Sua teoria buscava fundamentar a ideia de raça dando-lhe um enfoque cultural, enquanto especificidade de um povo, de uma circunstância histórica. No seu entender, a personalidade africana seria o caminho específico do negro (africanos e afrodescendentes) à civilização universal (…) foi um dos primeiros intelectuais a dizer que as sociedades africanas ancestrais tinham valores civilizatórios, como à importância que davam a família, a vida coletiva e ao uso comum da terra e da água (Barbosa 2012: 137).    

Esta ideia surge em Cabo Verde com Cabral (2013 [1970]; 2015 [1963]), quando apela os cabo-verdianos para a (re)africanização dos espíritos e das mentes, como forma de reconquistar a sua personalidade africana, esquecida pela força do poder simbólico colonialista missionário português via processos de assimilação e aculturação. 

Cabral por Vhils, 2019Cabral por Vhils, 2019

Antes, foi precisamente essa ideia que serviu de base ao princípio da unidade entre os povos africanos, levando ao desenvolvimento do movimento Back to Africa, liderado por Marcus Garvey, reforçando o nacionalismo africano e fazendo do Congresso de 1945 um marco para a luta de libertação africana (Nkrumah 1963) e de unidade política da África ocidental (Benot 1981 [1969]), fórmula seguida mais tarde por Amílcar Cabral, aquando da edificação do projeto de frente comum de luta entre Guiné e Cabo Verde, como deixa transparecer Graça (1998). 

É de referir, porém, que a partir dos anos de 1960, as atenções dos Congressos Pan-Africanos centraram-se na questão da luta política para as independências, remetendo para o segundo plano as questões ligadas ao desenvolvimento económico dos territórios, facto que só começou a revelar-se pertinente com as sucessivas independências. Nesse contexto, começaram a surgir as primeiras tensões sobre o futuro do movimento integracionista continental7 (Asante 2010).
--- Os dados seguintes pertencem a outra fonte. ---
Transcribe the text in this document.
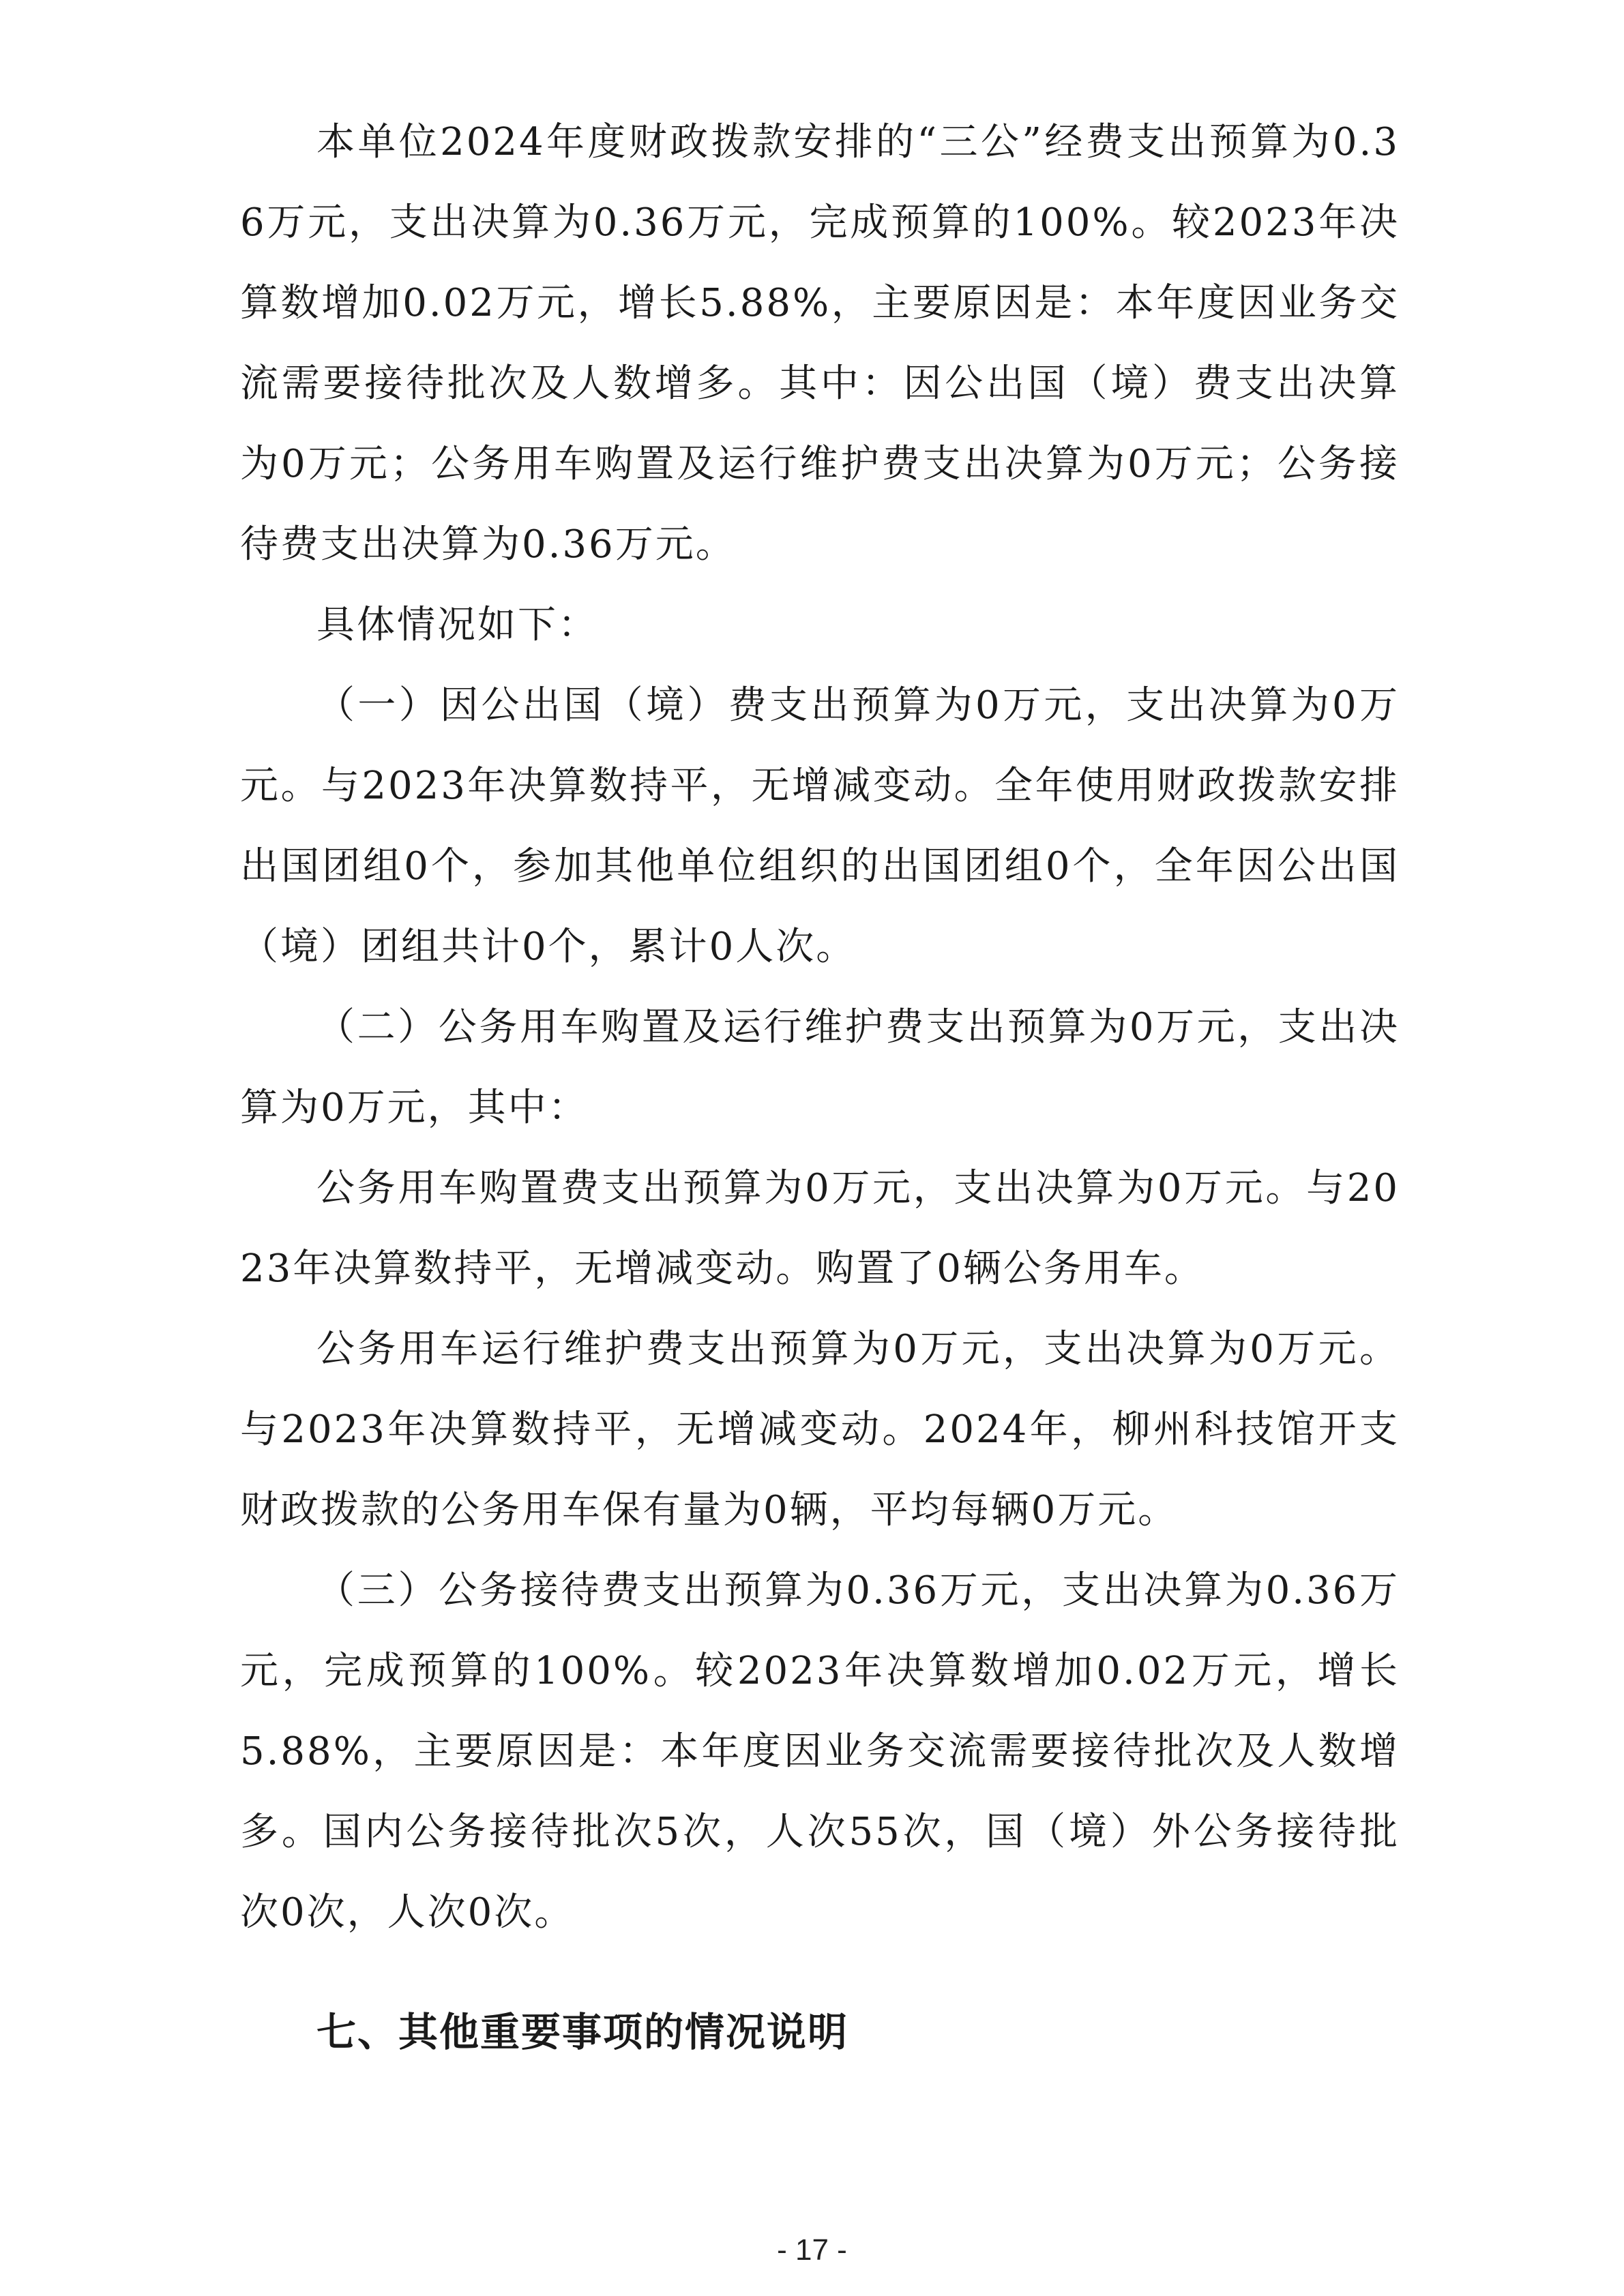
本单位2024年度财政拨款安排的“三公”经费支出预算为0.36万元，支出决算为0.36万元，完成预算的100%。较2023年决算数增加0.02万元，增长5.88%，主要原因是：本年度因业务交流需要接待批次及人数增多。其中：因公出国（境）费支出决算为0万元；公务用车购置及运行维护费支出决算为0万元；公务接待费支出决算为0.36万元。

具体情况如下：

（一）因公出国（境）费支出预算为0万元，支出决算为0万元。与2023年决算数持平，无增减变动。全年使用财政拨款安排出国团组0个，参加其他单位组织的出国团组0个，全年因公出国（境）团组共计0个，累计0人次。

（二）公务用车购置及运行维护费支出预算为0万元，支出决算为0万元，其中：

公务用车购置费支出预算为0万元，支出决算为0万元。与2023年决算数持平，无增减变动。购置了0辆公务用车。

公务用车运行维护费支出预算为0万元，支出决算为0万元。与2023年决算数持平，无增减变动。2024年，柳州科技馆开支财政拨款的公务用车保有量为0辆，平均每辆0万元。

（三）公务接待费支出预算为0.36万元，支出决算为0.36万元，完成预算的100%。较2023年决算数增加0.02万元，增长5.88%，主要原因是：本年度因业务交流需要接待批次及人数增多。国内公务接待批次5次，人次55次，国（境）外公务接待批次0次，人次0次。

七、其他重要事项的情况说明
- 17 -
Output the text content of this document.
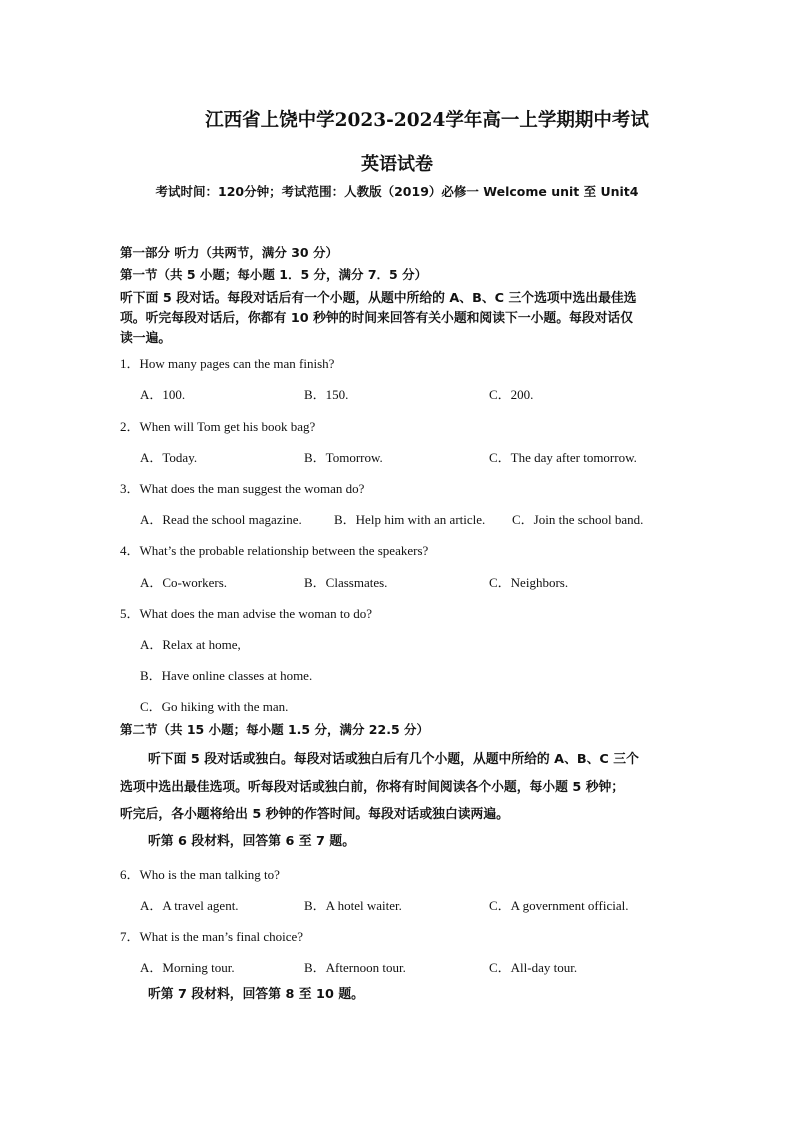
江西省上饶中学2023-2024学年高一上学期期中考试
英语试卷
考试时间：120分钟；考试范围：人教版（2019）必修一 Welcome unit 至 Unit4
第一部分 听力（共两节，满分 30 分）
第一节（共 5 小题；每小题 1．5 分，满分 7．5 分）
听下面 5 段对话。每段对话后有一个小题，从题中所给的 A、B、C 三个选项中选出最佳选
项。听完每段对话后，你都有 10 秒钟的时间来回答有关小题和阅读下一小题。每段对话仅
读一遍。
1．How many pages can the man finish?
A．100.	B．150.	C．200.
2．When will Tom get his book bag?
A．Today.	B．Tomorrow.	C．The day after tomorrow.
3．What does the man suggest the woman do?
A．Read the school magazine. B．Help him with an article. C．Join the school band.
4．What’s the probable relationship between the speakers?
A．Co-workers.	B．Classmates.	C．Neighbors.
5．What does the man advise the woman to do?
A．Relax at home,
B．Have online classes at home.
C．Go hiking with the man.
第二节（共 15 小题；每小题 1.5 分，满分 22.5 分）
听下面 5 段对话或独白。每段对话或独白后有几个小题，从题中所给的 A、B、C 三个
选项中选出最佳选项。听每段对话或独白前，你将有时间阅读各个小题，每小题 5 秒钟；
听完后，各小题将给出 5 秒钟的作答时间。每段对话或独白读两遍。
听第 6 段材料，回答第 6 至 7 题。
6．Who is the man talking to?
A．A travel agent.	B．A hotel waiter.	C．A government official.
7．What is the man’s final choice?
A．Morning tour.	B．Afternoon tour.	C．All-day tour.
听第 7 段材料，回答第 8 至 10 题。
Uma dessas tensões surge ainda em 1959 com a publicação de um texto da Fédération des étudiants d’Afrique noire en France (Benot 1981 [1969]), em que chamam a atenção para o erro estratégico em propor uma simples solidariedade racial que poderia vir a transformar-se em chauvinismo. Para esses estudantes, era uma forma errada de colocar o problema, uma vez que a luta não se situava ao nível das raças, mas ao nível de exploradores e explorados. Dessa forma, o pan-africanismo corria o risco de vir a ser utilizado pelos diversos imperialismos, o que realmente acabou por vir a acontecer. 

O projeto pan-africanista bi-nacional Guiné e Cabo Verde também viria sofrer tensões. Medeiros (2012) afirma que o maior erro de Cabral foi ter insistido na unidade racial de dois povos culturalmente diferentes um do outro. Alías, como observa Tomás (2018), o entendimento que Cabral tinha da cultura estava ligado muito mais à sua biografia pessoal, do que a uma ideia de nacionalismo capaz de dar conta da realidade étnica bissau-guinnense. Igualmente, a ideia de unidade cultural entre os dois povos, embora estratégica, estava longe de corresponder a sua visão idílica, visto que Cabo Verde e Guiné-Bissau ocupavam uma posição hierárquica diferenciada no contexto do colonialismo português. Convém lembrar que ao cabo-verdiano, não obstante o desprezo luso, nunca foi submetido ao Estatudo do Indiginato. Portanto, estes, mais o fato dos bissau-guineenses não terem sido integrados no governo do arquipélago, ao contrário do que aconteceu com os cabo-verdianos na Guiné-Bissau, são apontados como umas das prováveis causas que levaram ao seu assassinato em 1973 e a rutura da unidade dos dois países, desencadeado pelo golpe de Estado, em 1980 (Lopes 2013 ; Tomás 2018). Isso na sequência das profundas divergências surgidas no interior do movimento pan-africanista cabo-verdiano (Lopes 2012). 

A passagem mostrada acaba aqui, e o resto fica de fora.